Lo primero que pensé en ese momento fue en mi madre, que por la mañana vendría a despertarme o a buscar un cepillo a mi habitación y temía porque se encuentre al pintor del que tanto sospecha en mi cama. Nadie podía saberlo, entonces fui sensata y lo dejé dormir, cuando el reloj dé las seis de la mañana lo despertaría y tendría que marcharse por donde entró justo antes de que mi madre y mi padre se levanten.

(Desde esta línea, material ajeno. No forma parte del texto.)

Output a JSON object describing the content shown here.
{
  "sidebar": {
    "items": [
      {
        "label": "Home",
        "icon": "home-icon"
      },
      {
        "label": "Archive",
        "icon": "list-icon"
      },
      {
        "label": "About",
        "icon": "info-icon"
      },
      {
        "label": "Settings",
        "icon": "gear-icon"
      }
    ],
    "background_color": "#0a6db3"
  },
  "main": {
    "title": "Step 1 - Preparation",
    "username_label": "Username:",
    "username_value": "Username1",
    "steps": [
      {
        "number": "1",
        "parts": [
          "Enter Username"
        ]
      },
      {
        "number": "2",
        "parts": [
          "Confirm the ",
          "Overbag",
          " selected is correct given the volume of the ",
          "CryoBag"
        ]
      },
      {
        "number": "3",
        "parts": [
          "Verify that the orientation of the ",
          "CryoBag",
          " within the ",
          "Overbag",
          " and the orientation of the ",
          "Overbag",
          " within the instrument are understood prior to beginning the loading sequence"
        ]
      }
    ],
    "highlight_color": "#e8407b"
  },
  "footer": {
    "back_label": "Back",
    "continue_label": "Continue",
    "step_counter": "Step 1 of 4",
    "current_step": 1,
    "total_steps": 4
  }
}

No logré pegar un ojo durante toda la noche, sin embargo aproveché el momento de su vulnerabilidad y me acurruqué en sus brazos, sentí su calor y su olor, pude sentirme llena en medio de sus brazos, su pecho fornido se remarcaba al tacto con mis dedos desnudos, su camisa se abría de poco con sus movimientos y solo cerraba los ojos imaginándome un día casual con él en el que despertábamos juntos, de la emoción se me había quitado el sueño y solo dejé remontar mi mente por los verdes prados de un paraíso falso como lo era ese momento, y no fui tonta, lo aproveché porque sabía que nunca más en la vida lo podría tener de esta manera conmigo, me rompía el corazón saber aquello pero intentaba arreglármelas sola, en esos tiempos pensaba en que jamás le podría confesar que lo amaba, eso mataría mi dignidad y mi orgullo, lo siento, pero aquello vale más que cualquier amor.

El sol se ponía lentamente sobre el panorama, en la cortina se filtraba los rayos de luz que desataban en mí una ansiedad tremenda y por otro lado alistaba mi plan para sacarlo de mi habitación a Lucas. Me desaté de sus brazos, me paré y lo miré, no me resistí y le besé en los labios, le acomodé el cabello y me dirigí a abrir la ventana para que entre la luz y así poder apurar el proceso en el que me tenía que librar de este humano que me hacía emocionar con solo una palabra.

― ¡Vamos Lucas, levántate! ―le dije tantas veces hasta que se me secó la garganta, no se levantaba por nada en el mundo y me comencé a preocupar pues su cuerpo estaba helado y no era necesariamente por la brisa fresca de la mañana, sus labios ahora eran pálidos al igual que su piel y no daba indicios a estar consiente, me aturdí ante tan mal afortunada escena, palidecí al igual que él y comencé a caminar en círculos por la habitación y mi cabeza solo tenía la idea de que tenía el cadáver de un hombre sobre mi cama y mis padres a escasos metros de nosotros, tal vez debí aplicar la de Romeo y Julieta y haberme suicidado para morir juntos y no tener que cargar con el peso de una desilusión o aún peor no tener que lidiar con el interrogatorio de mis padres.